With “Liberals” Like These, Who Needs Conservatives: How Powell wowed Mary McGrory and Richard Cohen, the crème of the Washington Post’s credulous crop (Feb 23, 2003)

Public’s Pro-Inspections Posture Mostly M.I.A. on Talking-Heads TV (Feb 28, 2003)

The Disinformation Age: How George W. Bush and Saint Colin of Powell are lying America into an unnecessary war — and what honest journalists can do about it (March 4, 2003)

How to Deter Bush’s Fibbing and Hoopsters’ Flopping (March 14, 2003)

Far and away the most thorough, relentless and accurate analyst of the shaky pre-war claims of the Bush and Blair administrations was Glen Rangwala, a young professor of politics at Cambridge University in England, His pre- and post-war writings are collected here.

Don’t miss his devastating critique of Powell, posted Feb. 14, 2003 — that is, well before the start of the war — dissecting each of the 44 claims he made at the UN.

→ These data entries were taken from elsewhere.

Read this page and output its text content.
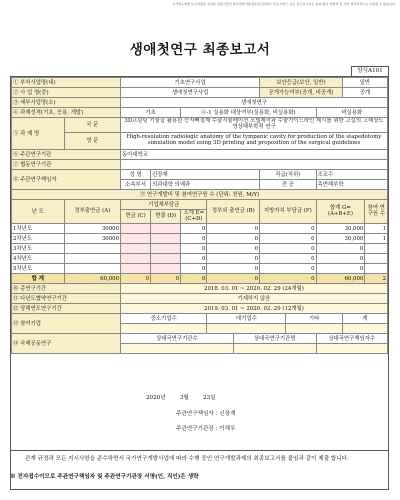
국가연구개발 보고서원문 성과물 전담기관인 한국과학기술정보연구원에서 가공.서비스 하는 연구보고서는 동의 없이 상업적 및 기타 영리목적으로 사용할 수 없습니다.
생애첫연구 최종보고서
양식A101
① 부처사업명(대)		기초연구사업					보안등급(보안, 일반)			일반	
② 사 업 명(중)		생애첫연구사업					공개가능여부(공개, 비공개)			공개	
③ 세부사업명(소)		생애첫연구									
④ 과제성격(기초, 응용, 개발)		기초		④-1 실용화 대상여부(실용화, 비실용화)					비실용화		
⑤ 과 제 명	국 문	3D프린팅 기술을 활용한 등자뼈절제 수술시뮬레이션 모델제작과 수술가이드라인 제시를 위한 고실의 고해상도 영상해부학적 연구									
	영 문	High-resolution radiologic anatomy of the tympanic cavity for production of the stapedotomy simulation model using 3D printing and proposition of the surgical guidelines									
⑥ 주관연구기관		동아대학교									
⑦ 협동연구기관											
⑧ 주관연구책임자		성 명	신장재				직급(직위)		조교수		
		소속부서	의과대학 의예과				전 공		측면해부학		
⑨ 연구개발비 및 참여연구원 수 (단위: 천원, M/Y)											
년 도	정부출연금 (A)	기업체부담금			정부외 출연금 (B)		지방자치 부담금 (F)		합계 G=(A+B+E)		참여 연구원 수
		현금 (C)	현물 (D)	소계 E=(C+D)							
1차년도	30000			0	0		0		30,000		1
2차년도	30000			0	0		0		30,000		1
3차년도				0	0		0		0		
4차년도				0	0		0		0		
5차년도				0	0		0		0		
합 계	60,000	0	0	0	0		0		60,000		2
⑩ 총연구기간		2018. 03. 01 ~ 2020. 02. 29 (24개월)									
⑪ 다년도협약연구기간		기재하지 않음									
⑫ 당해연도연구기간		2019. 03. 01 ~ 2020. 02. 29 (12개월)									
⑬ 참여기업		중소기업수			대기업수			기타		계	

⑭ 국제공동연구		상대국연구기관수				상대국연구기관명			상대국연구책임자수		

관계 규정과 모든 지시사항을 준수하면서 국가연구개발사업에 따라 수행 중인 연구개발과제의 최종보고서를 붙임과 같이 제출 합니다.
2020년	3월	23일
주관연구책임자 : 신장재
주관연구기관장 : 이해우
※ 전자접수이므로 주관연구책임자 및 주관연구기관장 서명(인, 직인)은 생략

Rangwala was on the case long before I was, working with the anti-war wing of Britain’s Labour Party but receiving scant attention from the overrated Brit media, which trumpeted the claims in Blair’s now-discredited Sept 2002 dossier but not Rangwals’s critique. It wasn’t till January 2003 that I stumbled across his mammoth analysis of U.S. and U.K. claims about Iraqi WMD, first posted Sept. 27, 2002. That’s two weeks before the U.S. Congress granted Bush the authority to got to war against Iraq should the need arise (it never did, of course, but he went anyway). Here’s an updated version of Glen’s mammoth analysis.

If the US and UK media had served their citizenries rather than their governments, the rush to war would have ground to a halt.